Once it joins the list of pathogens that affect human communities, most infectious diseases remain on it.

The plague that has caused epidemics in the past is still a reminder of itself

Even infections for which we have an effective vaccine and treatment persist and continue to live among us. Probably no other disease illustrates these cases as well as the plague, the deadliest infectious disease in human history. Even today, the name of this disease is still synonymous with horror.

The plague is caused by the bacterium Yersinia pestis. Over the past five thousand years, local outbreaks of plague and at least three recorded pandemics have killed hundreds of millions of people.

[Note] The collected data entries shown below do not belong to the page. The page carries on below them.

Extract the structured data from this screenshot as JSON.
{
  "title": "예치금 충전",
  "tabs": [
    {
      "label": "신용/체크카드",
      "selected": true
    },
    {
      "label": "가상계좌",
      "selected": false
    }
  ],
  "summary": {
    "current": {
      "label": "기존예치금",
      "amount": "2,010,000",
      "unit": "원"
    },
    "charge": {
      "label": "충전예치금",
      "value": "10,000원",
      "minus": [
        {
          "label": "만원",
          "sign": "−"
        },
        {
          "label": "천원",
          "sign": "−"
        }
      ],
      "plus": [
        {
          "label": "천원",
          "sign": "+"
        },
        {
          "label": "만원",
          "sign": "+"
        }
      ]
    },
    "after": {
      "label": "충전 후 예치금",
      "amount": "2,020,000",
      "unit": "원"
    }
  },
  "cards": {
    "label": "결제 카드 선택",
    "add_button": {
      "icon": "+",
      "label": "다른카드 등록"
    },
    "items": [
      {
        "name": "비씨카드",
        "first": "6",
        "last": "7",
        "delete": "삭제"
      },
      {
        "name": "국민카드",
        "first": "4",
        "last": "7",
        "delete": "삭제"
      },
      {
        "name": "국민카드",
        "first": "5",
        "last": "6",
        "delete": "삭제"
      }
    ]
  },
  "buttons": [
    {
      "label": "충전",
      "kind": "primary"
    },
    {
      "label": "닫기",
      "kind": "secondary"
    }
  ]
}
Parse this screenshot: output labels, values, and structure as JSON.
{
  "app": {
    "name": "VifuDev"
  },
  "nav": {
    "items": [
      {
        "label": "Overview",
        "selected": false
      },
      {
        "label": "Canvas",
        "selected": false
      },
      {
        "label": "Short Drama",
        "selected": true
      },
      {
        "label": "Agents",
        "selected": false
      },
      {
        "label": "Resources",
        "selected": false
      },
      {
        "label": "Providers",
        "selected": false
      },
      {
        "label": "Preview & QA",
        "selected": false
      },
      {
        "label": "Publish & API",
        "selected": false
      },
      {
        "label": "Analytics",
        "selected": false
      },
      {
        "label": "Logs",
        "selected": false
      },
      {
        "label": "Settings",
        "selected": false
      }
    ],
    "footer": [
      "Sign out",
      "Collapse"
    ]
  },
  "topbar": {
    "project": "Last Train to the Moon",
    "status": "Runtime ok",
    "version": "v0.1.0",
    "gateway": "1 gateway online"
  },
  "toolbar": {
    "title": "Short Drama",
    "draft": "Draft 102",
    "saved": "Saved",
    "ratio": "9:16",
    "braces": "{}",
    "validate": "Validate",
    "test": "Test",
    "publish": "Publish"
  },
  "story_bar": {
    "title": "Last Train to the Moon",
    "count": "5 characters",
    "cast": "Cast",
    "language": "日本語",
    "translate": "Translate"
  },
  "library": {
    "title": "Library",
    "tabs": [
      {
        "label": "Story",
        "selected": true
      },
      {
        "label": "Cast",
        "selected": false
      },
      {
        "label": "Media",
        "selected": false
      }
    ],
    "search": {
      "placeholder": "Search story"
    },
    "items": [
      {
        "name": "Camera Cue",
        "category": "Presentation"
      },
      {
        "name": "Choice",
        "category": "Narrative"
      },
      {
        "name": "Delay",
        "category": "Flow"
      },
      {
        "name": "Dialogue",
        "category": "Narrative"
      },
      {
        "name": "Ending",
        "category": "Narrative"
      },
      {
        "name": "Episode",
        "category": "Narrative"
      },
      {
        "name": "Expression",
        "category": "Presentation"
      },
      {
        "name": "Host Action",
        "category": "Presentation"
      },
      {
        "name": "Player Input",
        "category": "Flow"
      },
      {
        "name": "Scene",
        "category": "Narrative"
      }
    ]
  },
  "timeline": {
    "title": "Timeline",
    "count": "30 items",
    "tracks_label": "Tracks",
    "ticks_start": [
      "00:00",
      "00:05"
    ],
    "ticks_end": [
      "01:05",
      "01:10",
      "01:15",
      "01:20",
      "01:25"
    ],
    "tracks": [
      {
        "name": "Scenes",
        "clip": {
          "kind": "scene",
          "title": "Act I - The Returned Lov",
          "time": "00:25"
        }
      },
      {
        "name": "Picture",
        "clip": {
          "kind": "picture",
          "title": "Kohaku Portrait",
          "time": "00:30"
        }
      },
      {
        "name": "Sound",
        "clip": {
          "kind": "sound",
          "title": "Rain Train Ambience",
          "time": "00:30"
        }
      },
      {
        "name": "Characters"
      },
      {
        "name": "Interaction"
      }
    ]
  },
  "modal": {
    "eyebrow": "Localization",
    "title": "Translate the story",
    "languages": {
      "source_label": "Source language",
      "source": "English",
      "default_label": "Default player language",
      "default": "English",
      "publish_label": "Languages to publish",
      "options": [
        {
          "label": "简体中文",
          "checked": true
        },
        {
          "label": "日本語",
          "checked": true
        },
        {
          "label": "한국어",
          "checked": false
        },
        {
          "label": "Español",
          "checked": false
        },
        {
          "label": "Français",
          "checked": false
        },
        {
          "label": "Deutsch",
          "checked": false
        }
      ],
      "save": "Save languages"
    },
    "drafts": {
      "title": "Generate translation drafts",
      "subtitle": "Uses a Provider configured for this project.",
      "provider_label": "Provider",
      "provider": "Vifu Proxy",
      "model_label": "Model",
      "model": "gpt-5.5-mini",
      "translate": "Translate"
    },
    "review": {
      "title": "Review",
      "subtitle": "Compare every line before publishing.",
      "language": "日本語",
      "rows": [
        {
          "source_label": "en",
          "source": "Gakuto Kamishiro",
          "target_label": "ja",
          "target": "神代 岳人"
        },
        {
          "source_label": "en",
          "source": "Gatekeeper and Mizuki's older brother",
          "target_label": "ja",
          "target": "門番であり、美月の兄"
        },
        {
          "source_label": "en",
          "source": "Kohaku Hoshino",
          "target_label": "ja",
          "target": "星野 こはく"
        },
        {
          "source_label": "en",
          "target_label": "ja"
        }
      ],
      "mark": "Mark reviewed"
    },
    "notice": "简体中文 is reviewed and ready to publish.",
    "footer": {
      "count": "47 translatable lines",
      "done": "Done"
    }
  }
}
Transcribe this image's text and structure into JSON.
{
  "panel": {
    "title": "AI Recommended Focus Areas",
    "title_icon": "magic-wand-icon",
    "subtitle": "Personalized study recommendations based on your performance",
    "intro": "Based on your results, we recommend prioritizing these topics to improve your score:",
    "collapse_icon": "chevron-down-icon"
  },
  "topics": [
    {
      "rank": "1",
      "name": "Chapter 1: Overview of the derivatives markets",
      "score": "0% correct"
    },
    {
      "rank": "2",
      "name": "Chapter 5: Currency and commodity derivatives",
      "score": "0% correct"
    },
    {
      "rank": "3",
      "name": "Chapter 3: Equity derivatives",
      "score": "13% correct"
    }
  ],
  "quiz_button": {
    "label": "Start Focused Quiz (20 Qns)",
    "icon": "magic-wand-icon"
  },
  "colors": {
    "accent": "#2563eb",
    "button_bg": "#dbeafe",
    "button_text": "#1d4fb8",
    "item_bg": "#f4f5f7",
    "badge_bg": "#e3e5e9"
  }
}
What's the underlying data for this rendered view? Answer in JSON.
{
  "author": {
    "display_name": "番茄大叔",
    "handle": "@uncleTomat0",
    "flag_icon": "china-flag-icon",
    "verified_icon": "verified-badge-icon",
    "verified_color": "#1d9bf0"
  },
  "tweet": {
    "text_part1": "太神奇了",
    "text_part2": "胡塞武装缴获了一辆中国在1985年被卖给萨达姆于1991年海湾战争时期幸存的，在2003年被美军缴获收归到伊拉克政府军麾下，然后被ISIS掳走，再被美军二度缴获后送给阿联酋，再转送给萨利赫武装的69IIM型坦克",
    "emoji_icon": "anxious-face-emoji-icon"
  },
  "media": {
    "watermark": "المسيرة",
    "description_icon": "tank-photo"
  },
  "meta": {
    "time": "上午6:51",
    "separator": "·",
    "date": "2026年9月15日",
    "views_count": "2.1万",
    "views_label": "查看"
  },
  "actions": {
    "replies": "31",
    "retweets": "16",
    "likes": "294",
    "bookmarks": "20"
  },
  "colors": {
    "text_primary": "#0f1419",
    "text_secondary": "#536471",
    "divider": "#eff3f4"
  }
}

The most famous of all pandemics was in the 14th century. the Black Plague roared in the middle.

Still, the Black Death was certainly not an isolated outbreak. The plague returned every decade or even more frequently. Each time, the disease shook already weakened communities and caused suffering for at least six centuries.

Until the 19th century. all the outbreaks of the health revolution gradually faded over a period of months, in some cases years. This was due to changes in temperature, humidity, and a sufficient number of susceptible vectors and people.

Some communities recovered relatively quickly after the losses and losses caused by the Black Death. Others did not. Medieval Egypt, for example, has been unable to recover from the lingering effects of the pandemic, which has devastated the agricultural sector in particular. The overall negative effects of population decline have become insurmountable. This led to the gradual demise of the Mamelian Sultanate, which was conquered by the Ottoman Empire in less than two centuries.

The same plague bacteria that destroyed state structures remain with us today, reminding us of the resistance and persistence of pathogens.

Hopefully COVID-19 won’t live for thousands of years. But until there is a successful vaccine, we cannot feel safe. It is unlikely that we can feel this way about the vaccine.

In this case, the role of politics becomes crucial: as vaccination programs weaken, infections can reappear with force. Just look at what happens when the volume of measles and polio vaccines is reduced.

Given all the historical and modern precedents, humanity can only hope that the COVID-19-causing coronavirus will prove to be an easily surrendered and eradicated pathogen.

Unfortunately, the history of pandemics teaches us to expect otherwise.